When talking with clients, I often get asked, “Do I have to meet with my creditors?”; coupled with a look of stress or fear.
In most cases the answer is no, but the possibility is always there. Let me explain when a meeting of creditors is likely to be held and what you may need to do if that happens.
When is a creditors’ meeting called in a consumer proposal?
The Bankruptcy and Insolvency Act tells us that the Administrator of the proposal must call a meeting of creditors if:
- directed to do so by the Official Receiver (the government) or
- if creditors with a value of 25% of the debts request a meeting.
It’s extremely rare for the government to direct the trustee to call a meeting. In fact, I have never experienced this in the years I’ve worked with Hoyes, Michalos.
Why would a creditor ask for a meeting?
Interestingly, the only way a creditor can ensure having their voice heard if they don’t like the deal, is to request a meeting. Voting against your consumer proposal doesn’t count unless a creditors’ meeting is held.
Even if some creditors ask for a meeting, this doesn’t mean there will be one. As we mentioned, at least 25% of creditor claims submitted must come in with a request to hold a meeting before one is needed.
Why are creditors’ meetings important?
In a consumer proposal, creditors’ meetings and the voting process are interlinked. It’s a two-step process – a request for a meeting and voting for or against the proposal.
If no meeting is required, votes to accept or reject the deal are not even counted, and your proposal is automatically accepted. Their vote is only ‘counted’ if at least 25% request a meeting.
Let’s look at some examples.
|Creditor||Bank A – 20% of debts||Bank B – 35% of debts||Bank C – 45% of debts||Outcome|
|Vote example 1||No + meeting||Yes||Yes||No meeting
|Vote example 2||Yes||No + meeting||Yes||Meeting Held
|Vote example 3||No||Yes||No||No meeting
For simplicity, let’s say we have three creditors. Bank A is owed 20% of the debt, Bank B is owed 35% and Bank C is owed 45%.
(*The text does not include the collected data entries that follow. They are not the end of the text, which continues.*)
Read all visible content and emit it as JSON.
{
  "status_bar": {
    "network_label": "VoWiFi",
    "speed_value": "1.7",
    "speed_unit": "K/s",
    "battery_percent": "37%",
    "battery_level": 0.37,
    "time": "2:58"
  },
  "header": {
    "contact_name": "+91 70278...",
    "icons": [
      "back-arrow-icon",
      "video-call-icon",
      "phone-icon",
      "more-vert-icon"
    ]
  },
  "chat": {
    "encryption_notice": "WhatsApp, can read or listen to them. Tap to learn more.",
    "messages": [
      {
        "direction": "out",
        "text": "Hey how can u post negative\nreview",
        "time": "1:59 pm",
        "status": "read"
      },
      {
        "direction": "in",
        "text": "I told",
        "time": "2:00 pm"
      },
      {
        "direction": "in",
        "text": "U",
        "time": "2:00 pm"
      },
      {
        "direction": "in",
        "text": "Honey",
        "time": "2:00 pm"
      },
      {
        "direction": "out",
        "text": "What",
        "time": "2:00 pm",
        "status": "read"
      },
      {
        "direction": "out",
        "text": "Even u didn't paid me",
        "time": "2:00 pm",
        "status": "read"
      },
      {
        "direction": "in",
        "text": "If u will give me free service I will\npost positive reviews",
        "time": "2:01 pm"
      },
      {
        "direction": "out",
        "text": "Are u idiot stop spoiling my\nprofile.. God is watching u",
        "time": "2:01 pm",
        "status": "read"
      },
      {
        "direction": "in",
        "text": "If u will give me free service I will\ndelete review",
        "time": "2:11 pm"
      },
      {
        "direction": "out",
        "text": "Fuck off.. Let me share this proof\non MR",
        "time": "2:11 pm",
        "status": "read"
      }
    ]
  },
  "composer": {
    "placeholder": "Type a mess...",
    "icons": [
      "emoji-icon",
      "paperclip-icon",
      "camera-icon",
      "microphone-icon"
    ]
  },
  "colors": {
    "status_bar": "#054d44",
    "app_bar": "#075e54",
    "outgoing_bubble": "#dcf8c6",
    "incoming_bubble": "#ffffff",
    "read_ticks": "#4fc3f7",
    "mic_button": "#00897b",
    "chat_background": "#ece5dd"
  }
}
In our first scenario, no meeting is required because Bank A only holds 20% of the vote value which is less than the 25% required to call a meeting. Also, the proposal is accepted as is.
In scenario two, Bank B has enough votes (more than 25%) to require a meeting so one will be called. But because both A and C vote in favour at or before the meeting, the proposal will pass anyway (because they represent more than 50% of the value of the debts).
Scenario three is unusual, but it can happen. Both A and B dislike the offer but neither of them officially calls for a meeting. Well, in that case, no meeting is called, and the proposal passes, because basically, no one asked for a meeting for the votes to be counted.
What happens at the meeting of creditors?
If one is called, it is rare that anyone even attends the meetings for a consumer proposal. As we mentioned, most creditors who don’t like the deal will ask for a creditors’ meeting just so the votes are counted.
IF a meeting of creditors is called, the law requires that it be booked within 21 days of the end of the voting period – which is almost always more than enough time to negotiate a deal that can be approved.
In most cases, if a creditor asks for a meeting, they will also ask for more money than what was offered. If they have enough votes to hold a meeting, you have a decision make: accept the new deal or propose some form of middle ground.
If a deal can be reached before the meeting date, then no one need attend. The new deal can be set up with a single piece of paper, signed and sent into the trustee’s office. All of this can be done over the phone or email by your trustee.
So, the answer to the question is there could be a meeting, but they are seldom actually held because if we can work out the deal before the meeting, the only person at the meeting will be your trustee.